Kevin Fehling is an absolute exceptional talent. His subtle and delicate creations bear a unique individual signature that has been steadily perfected over the years. With Prodigy, a retrospective of his work will be released this fall. Thomas Ruhl puts the dishes in the right light in his usual professional manner and equally provides the reader with a private look behind the scenes of the Belle Epoque in Travemünde, which has been awarded three stars.
Fehling’s development is impressive. In just a few years, he cooked his way to the international top. Already in 2008, after only three years in Travemünde, the Guide Michelin awarded first one star, quickly followed by the second and since 2013 Kevin Fehling is Germany’s youngest three-star chef. And the northernmost in the world as well. His craftsmanship is considered perfect and the style of his open-minded and internationally based cuisine is unmistakable. He works out his ideas in an original and flawless way.
Prodigy presents itself far less as a practical cookbook than as a documentation of Kevin Fehling’s current development and, based on 65 dishes from the last 18 months, allows an exciting look at the philosophy and complexity of modern (three-)star cuisine.
I am pleased to find detailed descriptions of some of the Belle Epoque classics I encountered during my last visit to the area. A complex, challenging culinary experience that not only encourages enjoyment, but also discussion and, in some cases, the decoding of the thoughts behind it. Thankfully, the book helps with precisely this decoding, provides instructions and tells one or two little anecdotes.

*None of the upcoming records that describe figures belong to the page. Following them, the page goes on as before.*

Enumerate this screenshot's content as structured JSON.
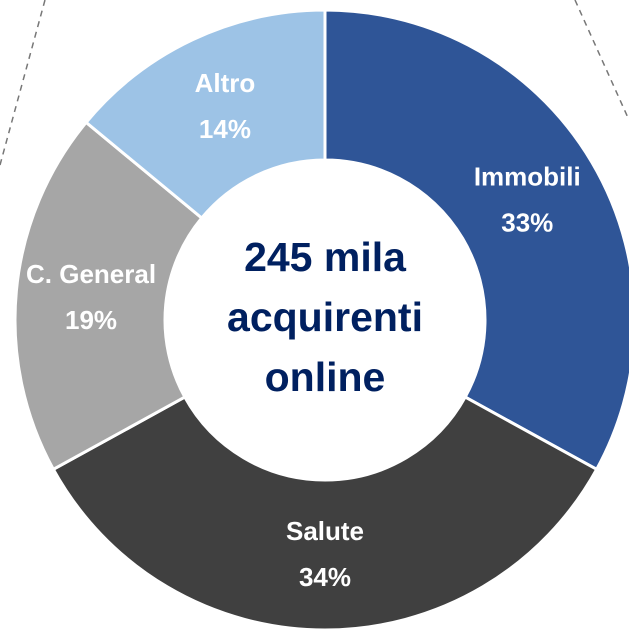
{
  "chart_data": {
    "type": "donut",
    "categories": [
      "Immobili",
      "Salute",
      "C. General",
      "Altro"
    ],
    "values": [
      33,
      34,
      19,
      14
    ],
    "value_labels": [
      "33%",
      "34%",
      "19%",
      "14%"
    ],
    "colors": [
      "#2f5597",
      "#404040",
      "#a6a6a6",
      "#9dc3e6"
    ],
    "center_text": [
      "245 mila",
      "acquirenti",
      "online"
    ]
  }
}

You can tell from the layout that part of the briefing was to translate Fehling’s modernity and avant-garde into the book. It’s well-intentioned, unfortunately not really well done. The typography, in particular, seems to be trying hard without being easy to read, the central axis sentence is difficult to follow, and the headlines seem more flawed than skillful due to the extremely different spationing. At the same time, it is also a beautiful metaphor that shows that striving for avant-garde is only possible if you master the craft perfectly.
That’s just a touch of criticism, though, because I’m not concerned with the typography and layout of this work, much more with the content. And they’re on point. In addition, the many excellent, deliberately reduced staged photos by Thomas Ruhl compensate.